Kedatangan Belanda dan tentara sekutu ke Tanah Air tidak disambut baik oleh masyarakat karena tujuan mereka datang adalah menaklukkan kembali tanah jajahannya. Benar saja, pertempuran antara para pejuang dengan tentara Sekutu tak terelakkan. Banyak bentrokan terjadi, sebut saja Pertempuran Ambarawa, Pertempuran Surabaya, Bandung Lautan Api, dan masih banyak lagi.

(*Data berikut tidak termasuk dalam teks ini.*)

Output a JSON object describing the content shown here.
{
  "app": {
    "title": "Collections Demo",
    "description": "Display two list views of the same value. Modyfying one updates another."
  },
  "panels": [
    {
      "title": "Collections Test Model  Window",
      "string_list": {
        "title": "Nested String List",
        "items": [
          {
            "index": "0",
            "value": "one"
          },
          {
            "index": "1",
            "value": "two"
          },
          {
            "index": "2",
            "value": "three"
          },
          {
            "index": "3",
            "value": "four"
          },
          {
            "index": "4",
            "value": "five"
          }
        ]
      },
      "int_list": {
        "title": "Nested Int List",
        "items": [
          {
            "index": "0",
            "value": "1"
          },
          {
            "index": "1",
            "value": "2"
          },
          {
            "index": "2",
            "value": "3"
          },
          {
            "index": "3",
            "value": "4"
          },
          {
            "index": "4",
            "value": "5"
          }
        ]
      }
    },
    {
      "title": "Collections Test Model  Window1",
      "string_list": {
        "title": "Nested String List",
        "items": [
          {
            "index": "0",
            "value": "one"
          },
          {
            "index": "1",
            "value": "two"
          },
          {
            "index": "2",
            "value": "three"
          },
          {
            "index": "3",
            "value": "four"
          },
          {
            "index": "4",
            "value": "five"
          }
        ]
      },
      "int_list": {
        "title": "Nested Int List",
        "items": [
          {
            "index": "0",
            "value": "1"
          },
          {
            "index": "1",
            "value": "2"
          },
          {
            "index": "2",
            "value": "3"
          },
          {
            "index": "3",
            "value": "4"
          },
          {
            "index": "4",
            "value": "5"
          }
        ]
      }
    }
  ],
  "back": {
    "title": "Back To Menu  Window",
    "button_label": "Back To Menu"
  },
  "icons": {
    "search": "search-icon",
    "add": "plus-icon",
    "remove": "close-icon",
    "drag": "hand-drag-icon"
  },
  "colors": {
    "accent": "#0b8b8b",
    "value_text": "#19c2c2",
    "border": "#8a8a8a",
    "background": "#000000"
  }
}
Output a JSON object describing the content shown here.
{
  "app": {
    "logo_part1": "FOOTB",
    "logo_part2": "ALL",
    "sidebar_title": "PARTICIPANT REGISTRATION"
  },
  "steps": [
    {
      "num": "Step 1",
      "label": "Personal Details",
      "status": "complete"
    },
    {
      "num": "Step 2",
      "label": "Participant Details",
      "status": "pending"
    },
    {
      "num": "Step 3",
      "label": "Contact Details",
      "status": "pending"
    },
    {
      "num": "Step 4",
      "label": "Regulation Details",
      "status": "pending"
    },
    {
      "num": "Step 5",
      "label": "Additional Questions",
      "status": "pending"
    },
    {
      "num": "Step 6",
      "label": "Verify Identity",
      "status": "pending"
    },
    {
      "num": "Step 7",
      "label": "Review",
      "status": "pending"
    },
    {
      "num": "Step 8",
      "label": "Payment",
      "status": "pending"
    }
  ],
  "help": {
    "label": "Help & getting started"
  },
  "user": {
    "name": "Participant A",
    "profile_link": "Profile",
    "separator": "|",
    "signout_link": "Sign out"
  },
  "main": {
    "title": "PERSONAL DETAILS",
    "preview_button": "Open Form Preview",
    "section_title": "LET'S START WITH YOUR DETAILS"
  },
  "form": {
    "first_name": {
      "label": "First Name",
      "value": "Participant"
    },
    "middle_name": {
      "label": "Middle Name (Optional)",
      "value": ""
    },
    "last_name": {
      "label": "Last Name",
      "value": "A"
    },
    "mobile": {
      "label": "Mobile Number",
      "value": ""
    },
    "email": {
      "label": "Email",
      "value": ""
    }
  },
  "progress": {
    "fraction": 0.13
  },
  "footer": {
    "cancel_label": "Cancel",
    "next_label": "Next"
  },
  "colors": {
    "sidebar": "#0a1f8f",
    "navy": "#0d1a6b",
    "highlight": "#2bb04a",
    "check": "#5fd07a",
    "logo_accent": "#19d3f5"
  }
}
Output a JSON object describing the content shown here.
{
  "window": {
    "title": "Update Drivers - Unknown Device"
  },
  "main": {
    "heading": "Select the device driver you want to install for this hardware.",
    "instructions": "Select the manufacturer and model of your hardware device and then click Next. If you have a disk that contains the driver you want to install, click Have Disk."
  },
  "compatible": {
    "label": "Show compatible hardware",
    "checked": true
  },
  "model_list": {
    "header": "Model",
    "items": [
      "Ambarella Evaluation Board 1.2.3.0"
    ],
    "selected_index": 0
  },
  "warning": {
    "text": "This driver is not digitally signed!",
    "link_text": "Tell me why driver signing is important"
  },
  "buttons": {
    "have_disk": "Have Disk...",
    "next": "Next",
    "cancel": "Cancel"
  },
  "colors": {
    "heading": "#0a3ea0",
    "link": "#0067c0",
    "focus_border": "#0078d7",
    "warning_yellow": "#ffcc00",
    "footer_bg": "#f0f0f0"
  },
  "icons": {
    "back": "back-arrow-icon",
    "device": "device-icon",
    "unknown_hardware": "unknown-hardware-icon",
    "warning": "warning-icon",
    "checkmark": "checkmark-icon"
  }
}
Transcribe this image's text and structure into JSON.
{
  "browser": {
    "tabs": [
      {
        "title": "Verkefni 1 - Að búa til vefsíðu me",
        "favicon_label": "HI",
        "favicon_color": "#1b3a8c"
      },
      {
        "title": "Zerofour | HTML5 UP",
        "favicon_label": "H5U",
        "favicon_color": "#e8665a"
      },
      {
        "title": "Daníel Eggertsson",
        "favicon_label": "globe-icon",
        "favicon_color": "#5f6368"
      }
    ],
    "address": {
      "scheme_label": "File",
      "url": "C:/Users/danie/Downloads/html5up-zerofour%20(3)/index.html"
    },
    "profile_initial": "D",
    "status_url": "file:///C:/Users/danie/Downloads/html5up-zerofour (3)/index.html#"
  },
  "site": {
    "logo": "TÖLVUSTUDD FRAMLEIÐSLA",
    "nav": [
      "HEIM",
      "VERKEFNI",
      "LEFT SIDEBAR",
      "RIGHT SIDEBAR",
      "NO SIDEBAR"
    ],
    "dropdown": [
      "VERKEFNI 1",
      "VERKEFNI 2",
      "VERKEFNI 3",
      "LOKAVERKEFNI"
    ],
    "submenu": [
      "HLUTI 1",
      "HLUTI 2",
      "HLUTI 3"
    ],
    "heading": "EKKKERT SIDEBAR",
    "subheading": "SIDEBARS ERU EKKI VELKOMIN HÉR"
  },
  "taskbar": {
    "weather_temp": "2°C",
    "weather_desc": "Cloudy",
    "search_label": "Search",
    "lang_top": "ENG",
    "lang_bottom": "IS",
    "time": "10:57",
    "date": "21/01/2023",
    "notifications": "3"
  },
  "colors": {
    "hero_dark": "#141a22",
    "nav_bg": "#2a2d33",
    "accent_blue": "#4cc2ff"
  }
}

Karena tidak ingin terjadi banyak pertumpahan darah, pihak Indonesia dan pihak Belanda melakukan sejumlah perjanjian-perjanjian untuk mencapai kesepakatan. Indonesia sendiri pun terus berusaha untuk mendapatkan kedaulatan NKRI dari mata dunia melalui diplomasi-diplomasi.
Beberapa diplomasi penting yang dilakukan oleh Indonesia dalam rangka meraih kedaulatan negara
Perundingan Linggajati
Setelah Indonesia memproklamirkan kemerdekaan, Belanda masih belum mengakui kedaulatan NKRI secara de facto. Oleh karena itu, diadakan sebuah perundingan antara Indonesia dan Belanda untuk membahas hal tersebut. Perundingan tersebut adalah Perjanjian Linggajati yang dilakukan di Kuningan, Jawa Barat pada 10-15 November 1946 dan disahkan pada 25 Maret 1947. Indonesia diwakili oleh Sutan Sjahrir dan Belanda diwakili oleh Prof. Schermerhorn.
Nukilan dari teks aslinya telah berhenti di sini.